I’m all for avant-garde brewing. Pushing boundaries. Trying something unique or weird that doesn't make complete sense to see if it works. That isn’t where you start for you start a commercial sour beer program though! When I collaborated with Commonwealth Brewing Co. a few weeks after they opened fall 2016, we opted to brew a sour-brown/oud-bruin (original post). When it came time for fruit, Greg and Jeramy added hundreds of pounds of cherries and dates to the tart red-wine-barrel-aged base to create Penthesilia. A combination so obvious that I can’t believe no one else has brewed one before (that I'm aware of)! Assertive cherries are perfect in brown-to-black sour beers, playing off the malt rather than dominating (as they often do in pale sours). Dates are like a character-booster for dark candi syrup and 80L+ crystal malts (I’ve enjoyed dates in dark beers for years, Funky Dark Saison #2 and #8).
If you’re within drinking-distance of Virginia Beach, a trip to Commonwealth is well worth it for bottles of this beauty and its sister Hippolyta (the same base with jammy blackberries and Fig-Newton-y figs). If you are reading this post long after it is published, it’d still be worth a stop for Fernweh (white-wine-barrel tart pale they are releasing 11/3) or one of their delicious hoppy beers!
Smell – Dark cherries lead, thankfully nowhere near cough syrup! Behind that is loads of dark fruit and caramel. Hints of vanilla and almond. Distant Brett earthiness. Faint ethanol as it warms.
Appearance – Opaque brown. The off-white head fades pretty quickly leaving nothing behind. As a side note, this gold-accented beauty of a chalice from the brewery is the second flashiest in my collection.
Taste – Rich, dense, and fruity. Like the aroma, the cherry is the most prominent character. Bright and fresh. Then there is a flash of lactic acid. Finally, a big, long, lingering finish of caramelized-dates, nuttiness, and finally toasted oak. Mildly sweet (more than most American sours), which works well with the fruit and malt. Slight warming alcohol.
Mouthfeel – Enough heft to support all of the malt and fruit. Carbonation is above what I prefer, but then I tend to like lower than most. That said, there is enough body that it doesn’t read thin or spritzy.
Drinkability & Notes – I wanted to wait for cooler weather to post my notes on this flavor-packed fruit and malt bomb. The fermentation takes a back seat, but what shows through is good, no acetic, no discordant funk, sour enough without being sharp.

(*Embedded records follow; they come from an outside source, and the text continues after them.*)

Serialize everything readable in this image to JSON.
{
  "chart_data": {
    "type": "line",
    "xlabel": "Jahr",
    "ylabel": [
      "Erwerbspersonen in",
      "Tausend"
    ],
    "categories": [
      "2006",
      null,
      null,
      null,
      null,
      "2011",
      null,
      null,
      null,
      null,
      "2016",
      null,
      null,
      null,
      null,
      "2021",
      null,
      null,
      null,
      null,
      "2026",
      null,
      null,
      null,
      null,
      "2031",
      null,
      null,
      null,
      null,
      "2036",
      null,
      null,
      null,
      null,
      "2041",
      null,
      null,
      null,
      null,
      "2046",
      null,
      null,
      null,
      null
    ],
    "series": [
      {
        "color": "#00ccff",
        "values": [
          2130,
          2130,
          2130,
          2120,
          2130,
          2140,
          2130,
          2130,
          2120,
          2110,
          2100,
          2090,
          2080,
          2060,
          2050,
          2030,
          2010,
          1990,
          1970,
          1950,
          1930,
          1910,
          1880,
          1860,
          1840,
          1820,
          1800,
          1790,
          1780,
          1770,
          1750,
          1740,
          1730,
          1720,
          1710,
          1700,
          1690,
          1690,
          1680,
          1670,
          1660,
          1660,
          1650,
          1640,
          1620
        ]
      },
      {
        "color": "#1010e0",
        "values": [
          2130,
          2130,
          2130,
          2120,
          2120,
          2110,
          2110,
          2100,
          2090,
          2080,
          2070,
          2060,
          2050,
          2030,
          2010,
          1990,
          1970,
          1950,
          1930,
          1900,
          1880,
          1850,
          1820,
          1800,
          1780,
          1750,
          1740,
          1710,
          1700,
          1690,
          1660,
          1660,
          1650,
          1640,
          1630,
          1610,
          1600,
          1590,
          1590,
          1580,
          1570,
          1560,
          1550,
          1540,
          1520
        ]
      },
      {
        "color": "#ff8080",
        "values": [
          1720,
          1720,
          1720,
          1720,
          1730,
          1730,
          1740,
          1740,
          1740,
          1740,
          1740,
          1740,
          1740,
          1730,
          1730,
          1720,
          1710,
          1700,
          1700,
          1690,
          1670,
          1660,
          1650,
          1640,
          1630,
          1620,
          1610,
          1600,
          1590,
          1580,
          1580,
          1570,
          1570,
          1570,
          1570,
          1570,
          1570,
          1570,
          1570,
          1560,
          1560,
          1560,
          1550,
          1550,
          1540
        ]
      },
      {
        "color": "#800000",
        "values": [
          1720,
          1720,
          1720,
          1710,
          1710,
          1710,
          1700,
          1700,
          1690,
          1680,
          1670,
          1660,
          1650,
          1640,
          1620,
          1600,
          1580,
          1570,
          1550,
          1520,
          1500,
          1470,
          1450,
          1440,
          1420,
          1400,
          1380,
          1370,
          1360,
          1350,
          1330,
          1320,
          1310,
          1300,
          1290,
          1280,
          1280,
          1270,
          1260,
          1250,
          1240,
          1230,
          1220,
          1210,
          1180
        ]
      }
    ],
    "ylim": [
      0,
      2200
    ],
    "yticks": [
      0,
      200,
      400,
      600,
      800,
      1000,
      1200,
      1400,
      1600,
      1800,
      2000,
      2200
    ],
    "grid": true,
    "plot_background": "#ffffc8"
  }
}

Changes for Next Time – A portion aged in bourbon (or another spirit) barrel might be a nice kick given the firm fruit character, but it is wonderful as is! I think one of the most interesting areas for brewing experimentation is blending of several characters, rather than a sledgehammer of a single flavor. I really appreciate a two-fruit beer with malt, barrel, and microbe characters all melding together to create (obvious) harmony!